Quisiera responder a algunas de las sandeces y las mentiras que me dicen por Twitter. Pero cada vez que voy a buscar quién me lo dijo, me encuentro con alguien que no da su nombre.

En mi ranking de mentira y tontería lleva la delantera en estos días un tuitero que me llamó “libanés lesbiano” y sugirió que me regresara a hacer daño a mi país. Naturalmente, era un tuitero anónimo.

La plaga de las redes sociales es el anonimato. El anonimato facilita que se siembre en las redes lo peor que una sociedad puede sembrar en su opinión pública: el discurso del odio y la legitimidad de la ignorancia.

Quien habla con su nombre se responsabiliza de lo que dice. El anónimo es impune. Pero a los anónimos de las redes les molesta mucho que les digan anónimos. Defienden su derecho al anonimato y a la impunidad.
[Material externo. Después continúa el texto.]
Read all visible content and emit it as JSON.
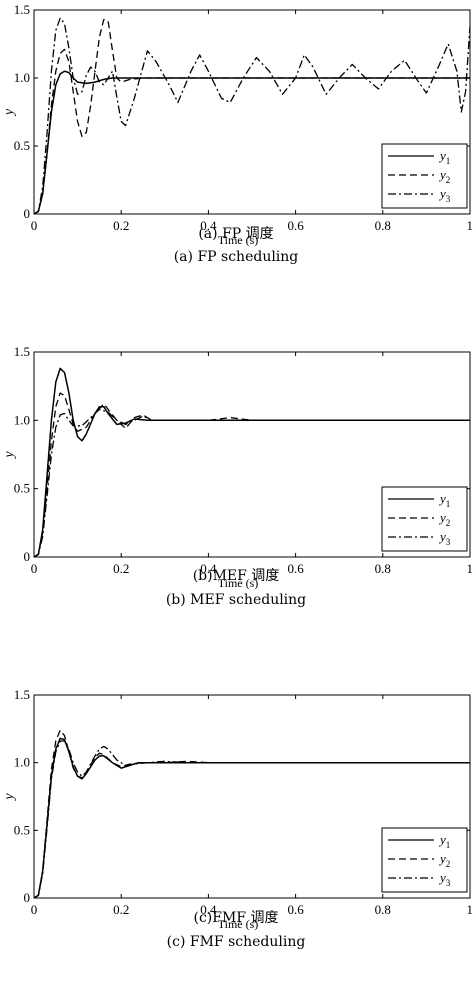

Muchos creen que el anonimato es una forma de su libertad de expresión. Otros, que esa es la opción realmente democrática de las redes sociales: poder echar ahí lo que a uno se le ocurra sin medida ni costo alguno.

No hablo aquí de los bots, porque esos forman una entidad aparte: son los instrumentos de quienes se dedican a enturbiar las redes a favor de su causa.

Hablo del discurso del odio, que es el que me preocupa, porque el discurso del odio se alimenta de los que odian, y los que odian se alimentan mutuamente porque tienen en común creer que el digno de ser odiado es el otro.

El odio es un sentimiento bélico, el último de los sentimientos que necesita una democracia.